Reinstating after an SR-22 lapse requires filing a new SR-22 with a different carrier or reinstating your policy with the original carrier, then paying another reinstatement fee to ITD. The three-year SR-22 clock does not reset — it continues from your original reinstatement date — but each lapse-triggered suspension adds processing delays and additional fees. Two or more lapses within the three-year period may trigger stricter reinstatement conditions or extended SR-22 filing periods at ITD's discretion.

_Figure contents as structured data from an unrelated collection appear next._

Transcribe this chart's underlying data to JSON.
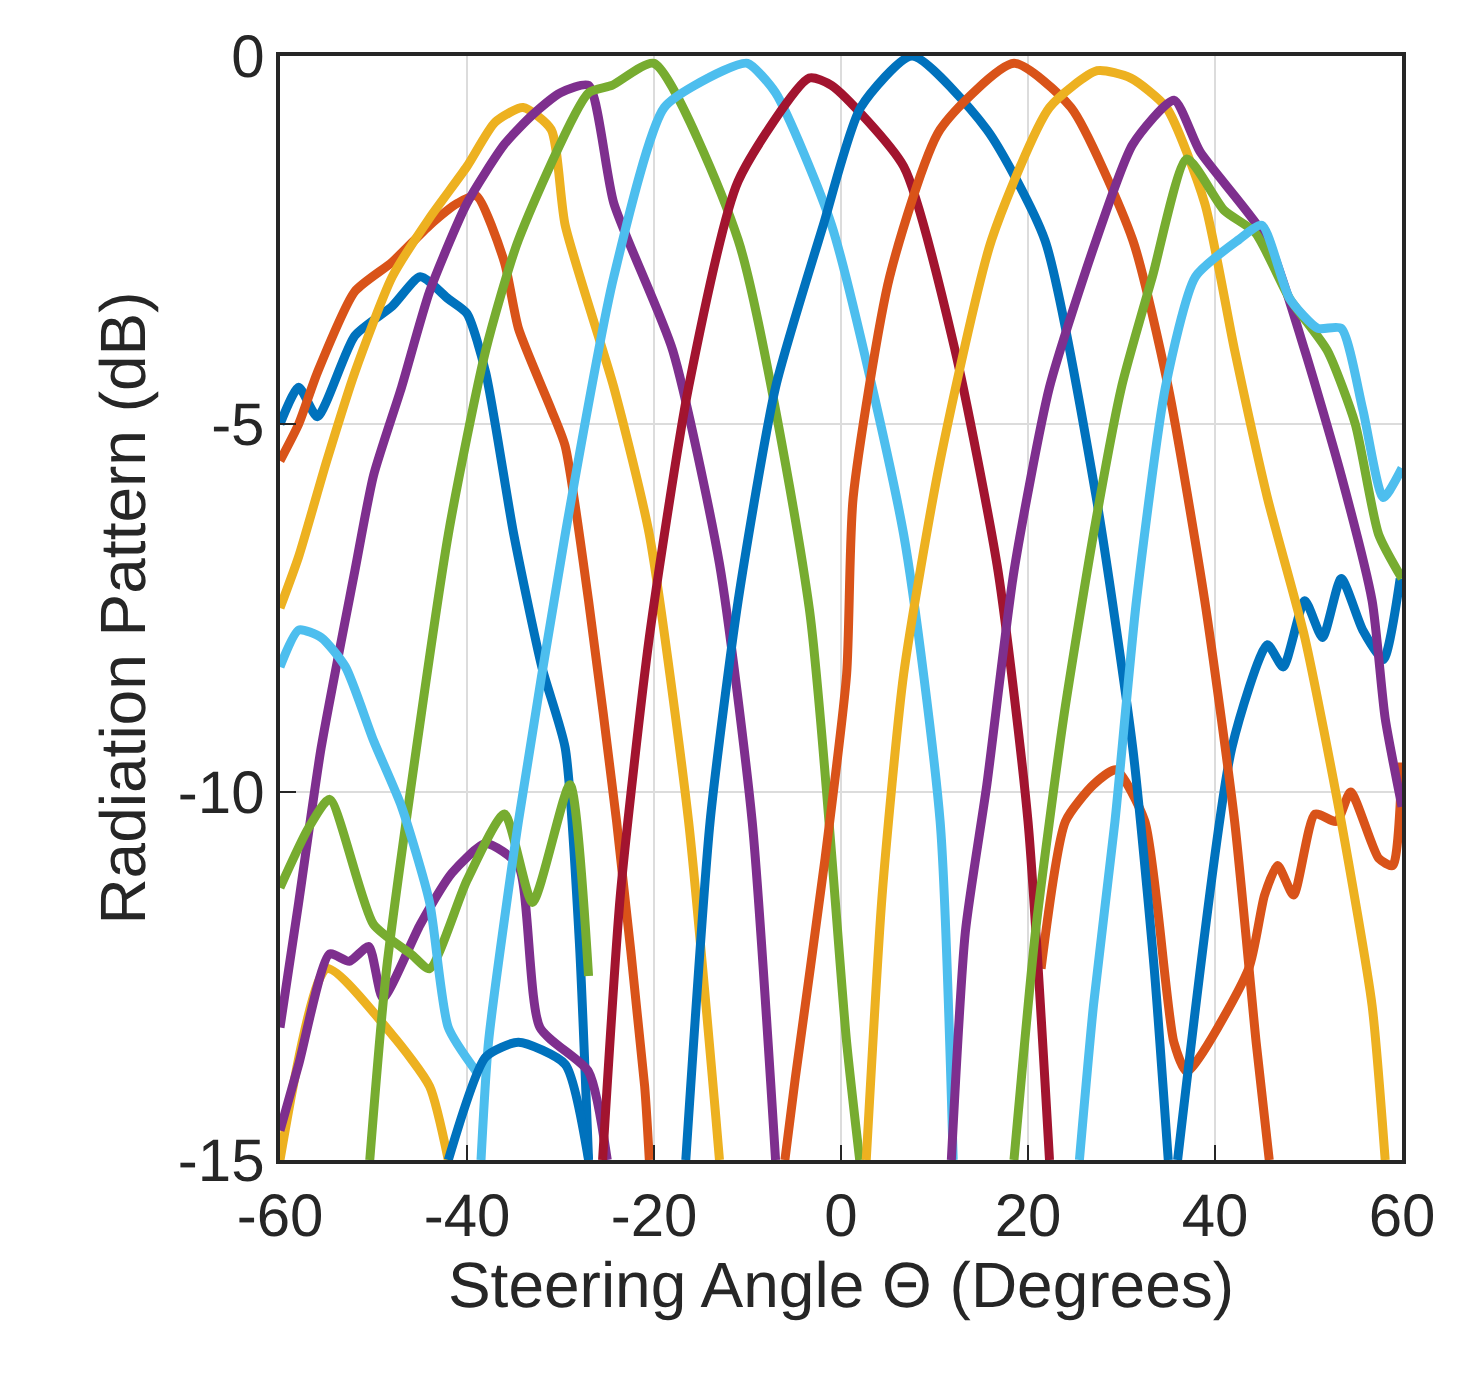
{
  "chart_data": {
    "type": "line",
    "xlabel": "Steering Angle Θ (Degrees)",
    "ylabel": "Radiation Pattern (dB)",
    "xlim": [
      -60,
      60
    ],
    "ylim": [
      -15,
      0
    ],
    "xticks": [
      -60,
      -40,
      -20,
      0,
      20,
      40,
      60
    ],
    "yticks": [
      -15,
      -10,
      -5,
      0
    ],
    "grid": true,
    "marker": "none",
    "line_style": "solid",
    "series": [
      {
        "color": "#0072bd",
        "x": [
          -60,
          -58,
          -56,
          -52,
          -48,
          -45,
          -42,
          -40,
          -38,
          -35,
          -32,
          -29.5,
          -28,
          -27
        ],
        "values": [
          -5.0,
          -4.5,
          -4.9,
          -3.8,
          -3.4,
          -3.0,
          -3.3,
          -3.5,
          -4.3,
          -6.5,
          -8.3,
          -9.4,
          -12,
          -15
        ]
      },
      {
        "color": "#d95319",
        "x": [
          -60,
          -58,
          -56,
          -52,
          -48,
          -44,
          -41,
          -39,
          -36,
          -34.5,
          -31,
          -29.5,
          -27,
          -24,
          -21,
          -20.5
        ],
        "values": [
          -5.5,
          -5.0,
          -4.3,
          -3.2,
          -2.8,
          -2.3,
          -2.0,
          -1.9,
          -2.8,
          -3.7,
          -4.8,
          -5.3,
          -7.4,
          -10.4,
          -14,
          -15
        ]
      },
      {
        "color": "#d95319",
        "x": [
          21.4,
          24,
          27,
          29.4,
          32.5,
          35.6,
          37,
          43.6,
          45.3,
          46.7,
          48.4,
          50.7,
          53,
          54.5,
          57.5,
          59,
          60
        ],
        "values": [
          -12.4,
          -10.4,
          -9.9,
          -9.7,
          -10.4,
          -13.4,
          -13.8,
          -12.4,
          -11.4,
          -11.0,
          -11.4,
          -10.3,
          -10.4,
          -10.0,
          -10.9,
          -11.0,
          -9.6
        ]
      },
      {
        "color": "#edb120",
        "x": [
          -60,
          -55,
          -48,
          -44,
          -42
        ],
        "values": [
          -15,
          -12.4,
          -13.3,
          -14,
          -15
        ]
      },
      {
        "color": "#edb120",
        "x": [
          -60,
          -58,
          -55,
          -52,
          -48,
          -44,
          -40,
          -37,
          -34,
          -31,
          -29.5,
          -24.3,
          -20.5,
          -16.3,
          -13.4,
          -13
        ],
        "values": [
          -7.5,
          -6.8,
          -5.5,
          -4.3,
          -3.0,
          -2.2,
          -1.5,
          -0.9,
          -0.7,
          -1.0,
          -2.3,
          -4.5,
          -6.5,
          -10.4,
          -14.4,
          -15
        ]
      },
      {
        "color": "#7e2f8e",
        "x": [
          -60,
          -58,
          -54.7,
          -52.6,
          -50.5,
          -49,
          -45,
          -41.6,
          -38,
          -34.5,
          -32.2,
          -27,
          -25
        ],
        "values": [
          -14.6,
          -13.7,
          -12.2,
          -12.3,
          -12.1,
          -12.8,
          -11.8,
          -11.1,
          -10.7,
          -11,
          -13.2,
          -13.8,
          -15
        ]
      },
      {
        "color": "#7e2f8e",
        "x": [
          -60,
          -58,
          -55.6,
          -52,
          -50,
          -47,
          -44,
          -40,
          -36,
          -33,
          -30,
          -27,
          -24.3,
          -18,
          -13,
          -9.5,
          -7
        ],
        "values": [
          -13.2,
          -11.5,
          -9.4,
          -7.0,
          -5.7,
          -4.5,
          -3.2,
          -2.0,
          -1.2,
          -0.8,
          -0.5,
          -0.4,
          -2.0,
          -4.0,
          -6.9,
          -10.4,
          -15
        ]
      },
      {
        "color": "#77ac30",
        "x": [
          -60,
          -57,
          -54.7,
          -50,
          -46,
          -44,
          -40,
          -36,
          -33,
          -29,
          -27
        ],
        "values": [
          -11.3,
          -10.5,
          -10.1,
          -11.8,
          -12.2,
          -12.4,
          -11.2,
          -10.3,
          -11.5,
          -9.9,
          -12.5
        ]
      },
      {
        "color": "#77ac30",
        "x": [
          -50.4,
          -48.6,
          -42,
          -38,
          -34.5,
          -27,
          -24.5,
          -20,
          -11,
          -3.4,
          0.6,
          2
        ],
        "values": [
          -15,
          -12.4,
          -6.5,
          -4.0,
          -2.5,
          -0.5,
          -0.4,
          -0.1,
          -2.5,
          -7.5,
          -13.4,
          -15
        ]
      },
      {
        "color": "#4dbeee",
        "x": [
          -60,
          -58,
          -55.6,
          -53,
          -50,
          -47,
          -44,
          -42,
          -39
        ],
        "values": [
          -8.3,
          -7.8,
          -7.9,
          -8.3,
          -9.3,
          -10.2,
          -11.5,
          -13.2,
          -13.8
        ]
      },
      {
        "color": "#4dbeee",
        "x": [
          -38.5,
          -37.7,
          -34.5,
          -29.5,
          -24.3,
          -18.9,
          -12.6,
          -10,
          -7,
          -1,
          6.7,
          10.6,
          12
        ],
        "values": [
          -15,
          -13.4,
          -10.4,
          -6.5,
          -3.0,
          -0.7,
          -0.2,
          -0.1,
          -0.5,
          -2.3,
          -6.5,
          -10.4,
          -15
        ]
      },
      {
        "color": "#a2142f",
        "x": [
          -25.5,
          -23.6,
          -20.5,
          -16.3,
          -11,
          -3.4,
          -1,
          6.7,
          12.2,
          16.8,
          20,
          22.3
        ],
        "values": [
          -15,
          -11.4,
          -7.9,
          -4.5,
          -1.7,
          -0.3,
          -0.4,
          -1.5,
          -4.0,
          -7,
          -10.4,
          -15
        ]
      },
      {
        "color": "#0072bd",
        "x": [
          -42,
          -38,
          -34.5,
          -29.5,
          -27
        ],
        "values": [
          -15,
          -13.6,
          -13.4,
          -13.7,
          -15
        ]
      },
      {
        "color": "#0072bd",
        "x": [
          -16.6,
          -14,
          -11,
          -7,
          -1.9,
          2.1,
          7.6,
          15.6,
          21.8,
          27.3,
          31.2,
          33.5,
          35
        ],
        "values": [
          -15,
          -10.4,
          -7.4,
          -4.5,
          -2.3,
          -0.7,
          0,
          -1,
          -2.5,
          -6,
          -9.4,
          -12.4,
          -15
        ]
      },
      {
        "color": "#0072bd",
        "x": [
          36,
          41.8,
          45.6,
          47.3,
          49.6,
          51.5,
          53.5,
          55.8,
          58,
          59.8
        ],
        "values": [
          -15,
          -9.4,
          -8,
          -8.3,
          -7.4,
          -7.9,
          -7.1,
          -7.8,
          -8.2,
          -7.1
        ]
      },
      {
        "color": "#d95319",
        "x": [
          -6,
          -4.9,
          -1.7,
          0.6,
          1.3,
          5.2,
          10.6,
          18.5,
          24.6,
          31.2,
          35,
          38.9,
          42.1,
          44.4,
          45.8
        ],
        "values": [
          -15,
          -13.9,
          -10.9,
          -8.4,
          -6,
          -3.0,
          -1.0,
          -0.1,
          -0.7,
          -2.5,
          -4.5,
          -7.4,
          -10.4,
          -13.4,
          -15
        ]
      },
      {
        "color": "#edb120",
        "x": [
          2.7,
          4.4,
          6.7,
          10.6,
          16.1,
          22.3,
          27.4,
          31,
          34.8,
          38.9,
          42.1,
          45.6,
          49.6,
          53.5,
          56.8,
          58.2
        ],
        "values": [
          -15,
          -11.4,
          -8.4,
          -5.5,
          -2.5,
          -0.7,
          -0.2,
          -0.3,
          -0.7,
          -2.0,
          -4.0,
          -6,
          -7.9,
          -10.4,
          -12.9,
          -15
        ]
      },
      {
        "color": "#7e2f8e",
        "x": [
          11.8,
          13.3,
          15.6,
          18.5,
          22.3,
          27.3,
          31.2,
          35.6,
          38.4,
          45.6,
          49.6,
          53.5,
          56.8,
          58.2,
          60
        ],
        "values": [
          -15,
          -11.9,
          -9.9,
          -7,
          -4.5,
          -2.5,
          -1.2,
          -0.6,
          -1.3,
          -2.5,
          -4.0,
          -5.7,
          -7.4,
          -9,
          -10.2
        ]
      },
      {
        "color": "#77ac30",
        "x": [
          18.5,
          20.8,
          23.8,
          27,
          30,
          33.3,
          37,
          41,
          44.3,
          48,
          52,
          55,
          57.5,
          60
        ],
        "values": [
          -15,
          -11.9,
          -9,
          -6.5,
          -4.5,
          -3,
          -1.4,
          -2.1,
          -2.4,
          -3.3,
          -4.0,
          -5,
          -6.5,
          -7.1
        ]
      },
      {
        "color": "#4dbeee",
        "x": [
          25.5,
          27,
          29.3,
          31.6,
          34.7,
          37.9,
          42.5,
          45,
          48,
          51,
          53.5,
          55.8,
          58,
          60
        ],
        "values": [
          -15,
          -12.9,
          -10.4,
          -7.4,
          -4.5,
          -3,
          -2.5,
          -2.3,
          -3.3,
          -3.7,
          -3.7,
          -4.8,
          -6.0,
          -5.6
        ]
      }
    ]
  }
}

Compare SR-22 Carriers Before You File

SR-22 filing fees vary by carrier, typically ranging from $15 to $50 as a one-time charge. Monthly premiums for liability coverage meeting Idaho's minimum limits vary significantly based on your driving history, age, county, and the carrier's underwriting appetite for post-DUI drivers. Carriers that specialize in non-standard auto insurance generally offer lower premiums for drivers with recent DUI convictions than standard-market carriers like Allstate or Nationwide, which may decline to write the policy at all or price it prohibitively high. Get quotes from at least three carriers writing SR-22 in Idaho before selecting one — premium differences of $40 to $80 per month are common between the lowest and highest quotes for identical coverage. Once your SR-22 is active and ITD confirms reinstatement, maintain the policy without interruption for the full three-year period to avoid re-suspension.